I have a JuiceBox 40. From the JuiceBox app, you can set two timers - one for weekdays and one for weekends. It's pretty simple, you set a time to start charging and a time to stop charging. I don't use this feature, but I assume what it does is shut off the power to the vehicle outside of the charging window. So if the vehicle reaches its target state of charge (SOC) during the charging window, it will stop charging. If it doesn't reach the target SOC, then the JuiceBox will cut off power to the vehicle and force it to stop charging at the end of the charging window. This makes sense if you're more concerned about avoiding times of day with higher electricity rates than you are about reaching the target SOC. My electricity rates don't change with time of day, so I will only use this timer if our utility asks users to conserve energy which they sometimes do during the hottest summer afternoons. In that case, I might set the JuiceBox timer to allow charging from 10:00pm to 6:00am then plug in the vehicle set to charge to 80% through MMI or the MyAudi app. In that case, charging would begin at 10:00pm and end at 80% SOC or 6:00am - whichever occurs first.

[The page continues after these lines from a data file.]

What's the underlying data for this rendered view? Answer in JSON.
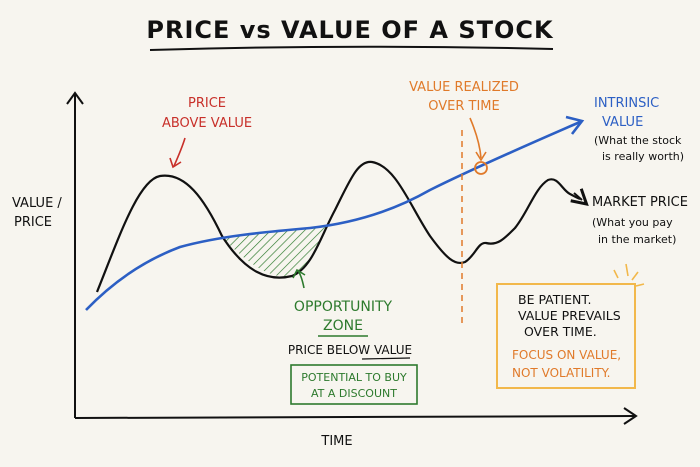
{
  "title": "PRICE vs VALUE OF A STOCK",
  "axes": {
    "y_label_line1": "VALUE /",
    "y_label_line2": "PRICE",
    "x_label": "TIME"
  },
  "labels": {
    "price_above_line1": "PRICE",
    "price_above_line2": "ABOVE VALUE",
    "value_realized_line1": "VALUE REALIZED",
    "value_realized_line2": "OVER TIME",
    "intrinsic_line1": "INTRINSIC",
    "intrinsic_line2": "VALUE",
    "intrinsic_sub1": "(What the stock",
    "intrinsic_sub2": "is really worth)",
    "market_line1": "MARKET PRICE",
    "market_sub1": "(What you pay",
    "market_sub2": "in the market)",
    "opportunity_line1": "OPPORTUNITY",
    "opportunity_line2": "ZONE",
    "price_below": "PRICE BELOW VALUE",
    "potential_line1": "POTENTIAL TO BUY",
    "potential_line2": "AT A DISCOUNT",
    "note_line1": "BE PATIENT.",
    "note_line2": "VALUE PREVAILS",
    "note_line3": "OVER TIME.",
    "note_line4": "FOCUS ON VALUE,",
    "note_line5": "NOT VOLATILITY."
  },
  "colors": {
    "background": "#f7f5ef",
    "ink": "#111111",
    "value_line": "#2c5fc4",
    "price_above": "#c8302a",
    "value_realized": "#e07a2a",
    "opportunity": "#2d7a2d",
    "note_border": "#f2b84b",
    "note_accent": "#e07a2a"
  }
}
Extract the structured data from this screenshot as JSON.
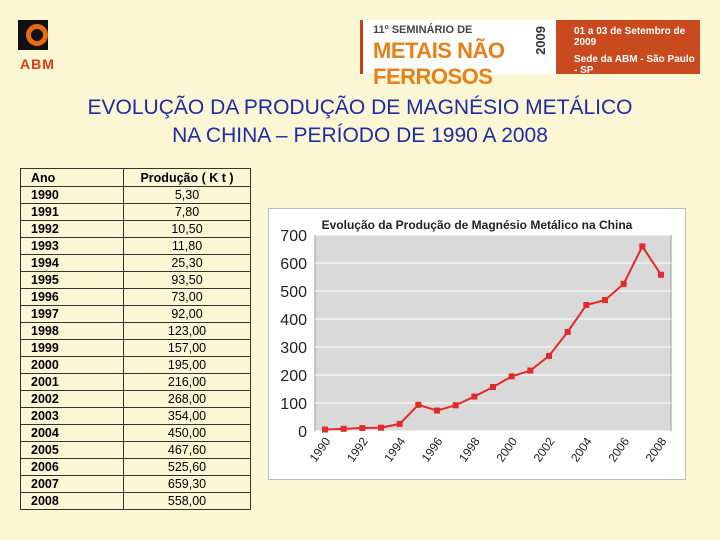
{
  "header": {
    "logo_text": "ABM",
    "banner": {
      "seminar": "11º SEMINÁRIO DE",
      "name": "METAIS NÃO FERROSOS",
      "year": "2009",
      "dates": "01 a 03 de Setembro de 2009",
      "venue": "Sede da ABM - São Paulo - SP"
    }
  },
  "page": {
    "title_line1": "EVOLUÇÃO DA PRODUÇÃO DE MAGNÉSIO METÁLICO",
    "title_line2": "NA CHINA – PERÍODO DE 1990 A 2008"
  },
  "table": {
    "headers": [
      "Ano",
      "Produção ( K t )"
    ],
    "rows": [
      [
        "1990",
        "5,30"
      ],
      [
        "1991",
        "7,80"
      ],
      [
        "1992",
        "10,50"
      ],
      [
        "1993",
        "11,80"
      ],
      [
        "1994",
        "25,30"
      ],
      [
        "1995",
        "93,50"
      ],
      [
        "1996",
        "73,00"
      ],
      [
        "1997",
        "92,00"
      ],
      [
        "1998",
        "123,00"
      ],
      [
        "1999",
        "157,00"
      ],
      [
        "2000",
        "195,00"
      ],
      [
        "2001",
        "216,00"
      ],
      [
        "2002",
        "268,00"
      ],
      [
        "2003",
        "354,00"
      ],
      [
        "2004",
        "450,00"
      ],
      [
        "2005",
        "467,60"
      ],
      [
        "2006",
        "525,60"
      ],
      [
        "2007",
        "659,30"
      ],
      [
        "2008",
        "558,00"
      ]
    ]
  },
  "chart_data": {
    "type": "line",
    "title": "Evolução da Produção de Magnésio Metálico na China",
    "xlabel": "",
    "ylabel": "",
    "x": [
      1990,
      1991,
      1992,
      1993,
      1994,
      1995,
      1996,
      1997,
      1998,
      1999,
      2000,
      2001,
      2002,
      2003,
      2004,
      2005,
      2006,
      2007,
      2008
    ],
    "series": [
      {
        "values": [
          5.3,
          7.8,
          10.5,
          11.8,
          25.3,
          93.5,
          73,
          92,
          123,
          157,
          195,
          216,
          268,
          354,
          450,
          467.6,
          525.6,
          659.3,
          558
        ]
      }
    ],
    "ylim": [
      0,
      700
    ],
    "yticks": [
      0,
      100,
      200,
      300,
      400,
      500,
      600,
      700
    ],
    "xtick_labels": [
      "1990",
      "1992",
      "1994",
      "1996",
      "1998",
      "2000",
      "2002",
      "2004",
      "2006",
      "2008"
    ],
    "grid": true,
    "legend": "none",
    "line_color": "#e32a2a",
    "panel_color": "#d9d9d9"
  }
}
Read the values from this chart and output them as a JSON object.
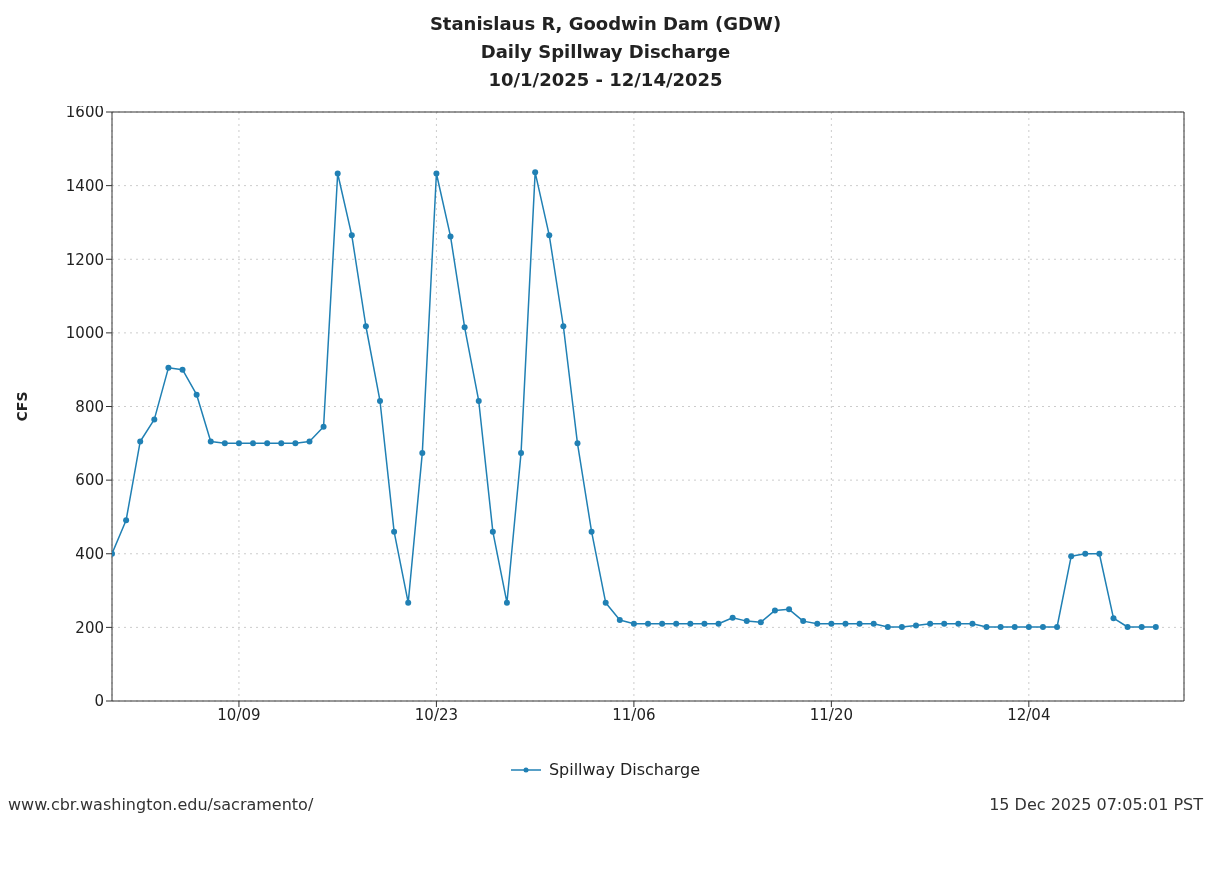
{
  "chart_data": {
    "type": "line",
    "title": "Stanislaus R, Goodwin Dam (GDW)\nDaily Spillway Discharge\n10/1/2025 - 12/14/2025",
    "ylabel": "CFS",
    "x": [
      "2025-09-30",
      "2025-10-01",
      "2025-10-02",
      "2025-10-03",
      "2025-10-04",
      "2025-10-05",
      "2025-10-06",
      "2025-10-07",
      "2025-10-08",
      "2025-10-09",
      "2025-10-10",
      "2025-10-11",
      "2025-10-12",
      "2025-10-13",
      "2025-10-14",
      "2025-10-15",
      "2025-10-16",
      "2025-10-17",
      "2025-10-18",
      "2025-10-19",
      "2025-10-20",
      "2025-10-21",
      "2025-10-22",
      "2025-10-23",
      "2025-10-24",
      "2025-10-25",
      "2025-10-26",
      "2025-10-27",
      "2025-10-28",
      "2025-10-29",
      "2025-10-30",
      "2025-10-31",
      "2025-11-01",
      "2025-11-02",
      "2025-11-03",
      "2025-11-04",
      "2025-11-05",
      "2025-11-06",
      "2025-11-07",
      "2025-11-08",
      "2025-11-09",
      "2025-11-10",
      "2025-11-11",
      "2025-11-12",
      "2025-11-13",
      "2025-11-14",
      "2025-11-15",
      "2025-11-16",
      "2025-11-17",
      "2025-11-18",
      "2025-11-19",
      "2025-11-20",
      "2025-11-21",
      "2025-11-22",
      "2025-11-23",
      "2025-11-24",
      "2025-11-25",
      "2025-11-26",
      "2025-11-27",
      "2025-11-28",
      "2025-11-29",
      "2025-11-30",
      "2025-12-01",
      "2025-12-02",
      "2025-12-03",
      "2025-12-04",
      "2025-12-05",
      "2025-12-06",
      "2025-12-07",
      "2025-12-08",
      "2025-12-09",
      "2025-12-10",
      "2025-12-11",
      "2025-12-12",
      "2025-12-13"
    ],
    "series": [
      {
        "name": "Spillway Discharge",
        "color": "#2080b4",
        "values": [
          400,
          491,
          705,
          765,
          905,
          900,
          832,
          705,
          700,
          700,
          700,
          700,
          700,
          700,
          705,
          745,
          1433,
          1265,
          1018,
          815,
          460,
          267,
          674,
          1433,
          1262,
          1015,
          815,
          460,
          267,
          674,
          1436,
          1265,
          1018,
          700,
          460,
          267,
          220,
          210,
          210,
          210,
          210,
          210,
          210,
          210,
          226,
          217,
          214,
          246,
          249,
          217,
          210,
          210,
          210,
          210,
          210,
          201,
          201,
          205,
          210,
          210,
          210,
          210,
          201,
          201,
          201,
          201,
          201,
          201,
          393,
          400,
          400,
          225,
          201,
          201,
          201
        ]
      }
    ],
    "xlim": [
      "2025-09-30",
      "2025-12-15"
    ],
    "xticks": [
      {
        "value": "2025-10-09",
        "label": "10/09"
      },
      {
        "value": "2025-10-23",
        "label": "10/23"
      },
      {
        "value": "2025-11-06",
        "label": "11/06"
      },
      {
        "value": "2025-11-20",
        "label": "11/20"
      },
      {
        "value": "2025-12-04",
        "label": "12/04"
      }
    ],
    "ylim": [
      0,
      1600
    ],
    "yticks": [
      0,
      200,
      400,
      600,
      800,
      1000,
      1200,
      1400,
      1600
    ],
    "grid": true,
    "legend": "bottom",
    "marker": "circle",
    "line_style": "solid",
    "annotations": [
      "www.cbr.washington.edu/sacramento/",
      "15 Dec 2025 07:05:01 PST"
    ]
  }
}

The JuiceBox has a separate function that allows you to enter the starting range in miles and the target range in miles. Note that you have to enter these figures manually because Level 2 EVSEs do not know what the vehicle's SOC is at any given time, and they only know the theoretical range rather than the vehicle's guess-o-meter range which is always changing. Presumably this function will turn the power to the vehicle off when the EVSE has determined that the target range has been achieved. I don't use this function because a) you have to manually input the starting range, b) both the starting range and the target range vary due to ambient temperature and the efficiency of your recent trips and the EVSE doesn't account for this and c) I'd rather think in terms of percentage SOC than range because that's how Audi recommends you preserve battery life (i.e. don't charge past 80% unless you need to). I don't find this function helpful at all, but you can't disable it so instead I set the current range to 0 and the target range to 222 miles no matter what the SOC is when I plug in so that the vehicle decides when to stop charging rather than the EVSE making that decision.
Additionally, smart EVSEs like the JuiceBox presumably can be controlled by your utility in exchange for lower rates. In that case, I assume the utility manages the charging window for you and it functions like the first example above.
The smart EVSEs do give you additional timer options, but they are limited because Level 2 EVSEs don't share data with the vehicle. I like the JuiceBox for other reasons (especially the 25' cord, the ability to vary the amperage and the additional energy usage metrics).